Cabe, ainda, indagar como as culturas visuais e políticas se consolidam com base na relação que os públicos estabelecem com os passados possíveis que lhes são apresentados em diferentes espaços que possuem em comum, a dimensão pública. No Brasil, a noção de história pública ganhou contornos específicos nos últimos cinco anos. Para a minha reflexão, vale ressaltar que não se trata de um campo novo — mas, tal como a história visual, a história pública se tornou plataforma de observação das várias possibilidades de se elaborar representações históricas e pensar sobre suas condições de apropriação coletiva.

O historiador Ricardo Santhiago conjetura sobre a recente experiência de história pública no Brasil, em perspectiva com experiências internacionais, sobretudo, anglo-saxônicas, de trajetórias mais consolidadas, e propõe quatro dimensões de orientação pelas experiências de história pública: “história para o público, história com o público, história feita pelo público, história e público”. Segundo Santhiago (2016), cada uma dessas dimensões definiu diferentes formas de promover os usos públicos do passado de diversas coletividades das nacionais às comunidades de sentido.

A primeira dimensão, uma história voltada para o público, estaria volvida à difusão de conhecimento histórico dentro de uma lógica de ampliação de audiências, de ocupação de espaços para além da academia.
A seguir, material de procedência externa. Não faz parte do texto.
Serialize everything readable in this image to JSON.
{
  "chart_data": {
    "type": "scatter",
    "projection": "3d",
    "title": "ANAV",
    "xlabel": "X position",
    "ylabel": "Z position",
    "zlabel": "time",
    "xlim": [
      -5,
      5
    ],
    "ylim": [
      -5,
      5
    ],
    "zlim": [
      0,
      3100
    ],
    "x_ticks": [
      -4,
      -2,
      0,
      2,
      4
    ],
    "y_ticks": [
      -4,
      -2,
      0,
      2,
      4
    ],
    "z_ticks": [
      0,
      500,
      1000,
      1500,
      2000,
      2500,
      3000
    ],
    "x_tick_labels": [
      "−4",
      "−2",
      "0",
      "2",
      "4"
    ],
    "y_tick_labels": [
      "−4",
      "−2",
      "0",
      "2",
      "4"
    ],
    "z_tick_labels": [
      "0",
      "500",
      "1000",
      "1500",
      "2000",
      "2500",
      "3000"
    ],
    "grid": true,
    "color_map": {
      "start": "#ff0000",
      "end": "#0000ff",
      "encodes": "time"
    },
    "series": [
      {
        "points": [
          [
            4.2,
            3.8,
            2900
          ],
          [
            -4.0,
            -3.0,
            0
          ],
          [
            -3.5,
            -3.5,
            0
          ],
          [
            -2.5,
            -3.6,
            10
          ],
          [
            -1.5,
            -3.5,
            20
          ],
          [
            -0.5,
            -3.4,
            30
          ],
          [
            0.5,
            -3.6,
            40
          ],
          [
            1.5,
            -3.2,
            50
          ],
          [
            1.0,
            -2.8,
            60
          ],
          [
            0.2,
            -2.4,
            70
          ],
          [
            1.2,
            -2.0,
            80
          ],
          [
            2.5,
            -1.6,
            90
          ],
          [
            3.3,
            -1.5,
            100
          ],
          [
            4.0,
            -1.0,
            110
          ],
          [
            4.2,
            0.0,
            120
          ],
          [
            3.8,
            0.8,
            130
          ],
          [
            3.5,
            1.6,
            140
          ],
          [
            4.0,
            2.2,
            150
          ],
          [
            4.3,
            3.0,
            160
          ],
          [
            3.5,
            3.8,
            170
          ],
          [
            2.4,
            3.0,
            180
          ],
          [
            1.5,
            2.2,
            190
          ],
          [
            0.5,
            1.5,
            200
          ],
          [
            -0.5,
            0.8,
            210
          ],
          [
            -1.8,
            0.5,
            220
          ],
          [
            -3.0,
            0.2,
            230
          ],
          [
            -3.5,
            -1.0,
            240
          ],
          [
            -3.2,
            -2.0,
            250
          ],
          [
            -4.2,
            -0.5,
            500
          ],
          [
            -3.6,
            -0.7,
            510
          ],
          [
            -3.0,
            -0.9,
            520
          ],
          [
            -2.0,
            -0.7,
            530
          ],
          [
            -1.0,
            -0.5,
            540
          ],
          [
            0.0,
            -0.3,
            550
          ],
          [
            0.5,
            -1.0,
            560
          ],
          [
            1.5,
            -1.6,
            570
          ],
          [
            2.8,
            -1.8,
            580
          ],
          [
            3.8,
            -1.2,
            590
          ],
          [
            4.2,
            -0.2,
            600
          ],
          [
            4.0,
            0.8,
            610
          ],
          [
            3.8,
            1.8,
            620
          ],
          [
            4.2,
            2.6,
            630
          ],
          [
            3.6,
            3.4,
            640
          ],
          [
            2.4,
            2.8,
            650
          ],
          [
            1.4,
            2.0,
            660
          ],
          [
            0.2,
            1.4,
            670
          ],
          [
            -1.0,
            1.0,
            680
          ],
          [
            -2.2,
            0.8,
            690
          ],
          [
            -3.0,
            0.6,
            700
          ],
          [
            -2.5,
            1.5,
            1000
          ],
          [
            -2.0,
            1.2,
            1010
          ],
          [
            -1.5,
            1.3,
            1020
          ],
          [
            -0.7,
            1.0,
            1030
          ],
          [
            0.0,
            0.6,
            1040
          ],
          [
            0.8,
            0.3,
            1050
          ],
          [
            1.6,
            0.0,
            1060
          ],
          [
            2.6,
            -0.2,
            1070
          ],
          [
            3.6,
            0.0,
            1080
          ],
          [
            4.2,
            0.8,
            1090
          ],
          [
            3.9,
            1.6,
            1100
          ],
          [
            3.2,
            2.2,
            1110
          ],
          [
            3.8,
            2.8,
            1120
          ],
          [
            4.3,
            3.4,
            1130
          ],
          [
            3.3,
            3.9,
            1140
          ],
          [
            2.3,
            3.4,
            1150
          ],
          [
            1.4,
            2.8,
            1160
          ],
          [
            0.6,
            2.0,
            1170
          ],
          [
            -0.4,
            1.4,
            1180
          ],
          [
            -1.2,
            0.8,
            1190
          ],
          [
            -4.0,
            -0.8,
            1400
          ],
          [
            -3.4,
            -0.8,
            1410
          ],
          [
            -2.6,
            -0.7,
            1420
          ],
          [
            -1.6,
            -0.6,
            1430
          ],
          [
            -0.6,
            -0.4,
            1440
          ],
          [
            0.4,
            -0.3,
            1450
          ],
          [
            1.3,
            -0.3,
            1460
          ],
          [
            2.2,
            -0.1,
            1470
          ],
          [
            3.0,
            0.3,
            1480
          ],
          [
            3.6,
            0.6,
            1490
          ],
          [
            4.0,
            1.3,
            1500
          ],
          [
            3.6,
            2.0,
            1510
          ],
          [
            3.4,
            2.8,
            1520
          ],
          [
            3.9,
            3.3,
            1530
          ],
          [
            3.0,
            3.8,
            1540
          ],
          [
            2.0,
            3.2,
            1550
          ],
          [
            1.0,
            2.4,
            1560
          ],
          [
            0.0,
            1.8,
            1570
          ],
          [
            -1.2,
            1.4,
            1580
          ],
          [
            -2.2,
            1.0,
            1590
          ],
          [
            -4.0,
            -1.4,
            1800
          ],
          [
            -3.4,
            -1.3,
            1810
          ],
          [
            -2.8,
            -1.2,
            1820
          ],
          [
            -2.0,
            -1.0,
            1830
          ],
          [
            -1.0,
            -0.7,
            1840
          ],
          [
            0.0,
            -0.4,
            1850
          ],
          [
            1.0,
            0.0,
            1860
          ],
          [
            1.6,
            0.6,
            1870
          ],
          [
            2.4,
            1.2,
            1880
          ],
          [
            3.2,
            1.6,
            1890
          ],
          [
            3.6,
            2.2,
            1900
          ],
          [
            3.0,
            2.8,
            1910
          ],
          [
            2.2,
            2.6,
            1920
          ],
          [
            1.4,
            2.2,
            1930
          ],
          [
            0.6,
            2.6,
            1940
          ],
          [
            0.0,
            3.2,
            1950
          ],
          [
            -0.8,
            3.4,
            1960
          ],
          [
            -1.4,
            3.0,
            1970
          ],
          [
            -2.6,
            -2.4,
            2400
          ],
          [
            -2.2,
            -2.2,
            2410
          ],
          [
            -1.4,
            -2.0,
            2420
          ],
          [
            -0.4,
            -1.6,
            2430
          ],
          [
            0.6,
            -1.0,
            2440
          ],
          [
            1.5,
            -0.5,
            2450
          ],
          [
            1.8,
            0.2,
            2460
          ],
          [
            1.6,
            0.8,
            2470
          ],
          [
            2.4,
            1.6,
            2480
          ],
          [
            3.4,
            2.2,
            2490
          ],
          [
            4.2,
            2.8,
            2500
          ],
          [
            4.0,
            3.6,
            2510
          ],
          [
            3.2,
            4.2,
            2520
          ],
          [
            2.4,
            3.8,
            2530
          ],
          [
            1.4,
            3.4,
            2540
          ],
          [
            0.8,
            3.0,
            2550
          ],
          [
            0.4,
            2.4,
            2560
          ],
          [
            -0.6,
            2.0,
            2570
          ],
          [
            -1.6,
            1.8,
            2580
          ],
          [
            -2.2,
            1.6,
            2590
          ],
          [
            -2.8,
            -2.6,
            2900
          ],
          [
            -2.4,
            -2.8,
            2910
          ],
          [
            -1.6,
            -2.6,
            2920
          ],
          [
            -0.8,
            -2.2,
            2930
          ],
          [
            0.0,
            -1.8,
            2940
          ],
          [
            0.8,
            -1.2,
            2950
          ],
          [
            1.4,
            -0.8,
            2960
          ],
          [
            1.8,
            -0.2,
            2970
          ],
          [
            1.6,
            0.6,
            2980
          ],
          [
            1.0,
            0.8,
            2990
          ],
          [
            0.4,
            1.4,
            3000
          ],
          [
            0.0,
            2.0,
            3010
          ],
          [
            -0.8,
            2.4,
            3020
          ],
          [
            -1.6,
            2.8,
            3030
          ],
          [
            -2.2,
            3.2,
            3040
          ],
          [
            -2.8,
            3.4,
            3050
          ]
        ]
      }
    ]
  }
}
O enfoque dessa perspectiva de história pública recai sobre a relação entre o conteúdo histórico e seu receptor. Ela visa tornar tal conteúdo acessível, difundindo-o por meio de uma miríade de canais: a literatura de ficção e não ficção, o jornalismo, a televisão, o cinema, o turismo histórico, os museus, os memoriais, a educação histórica, entre outros. A segunda dimensão envolveria o público como agente de sua própria história, superando a noção de difusão cultural, propondo uma história colaborativa. O público, em vez de consumir os resultados de um processo, tomaria parte nele, ativamente. Essa linha dialoga com outras tendências historiográficas nas quais o envolvimento com grupos e comunidades os converte de assunto da história em seus agentes e produtores. A terceira dimensão, identificada com as formas fragmentadas de narrar o passado vivido, estaria relacionada à tradição oral e às performances de memória de diferentes grupos sociais. Por fim, a quarta dimensão, caracterizada na dupla história e público, poderia ser pensada também pela chave da “cultura histórica” (Le Goff, 1985), em perspectiva democratizante, pois envolve experiências históricas que plasmam o passado em diferentes formas: dos monumentos e comemorações às invenções de tradições. Das práticas de reconhecimento dos passados plurais à percepção pública da história; das apropriações midiáticas aos mundos das artes (Santhiago, 2016).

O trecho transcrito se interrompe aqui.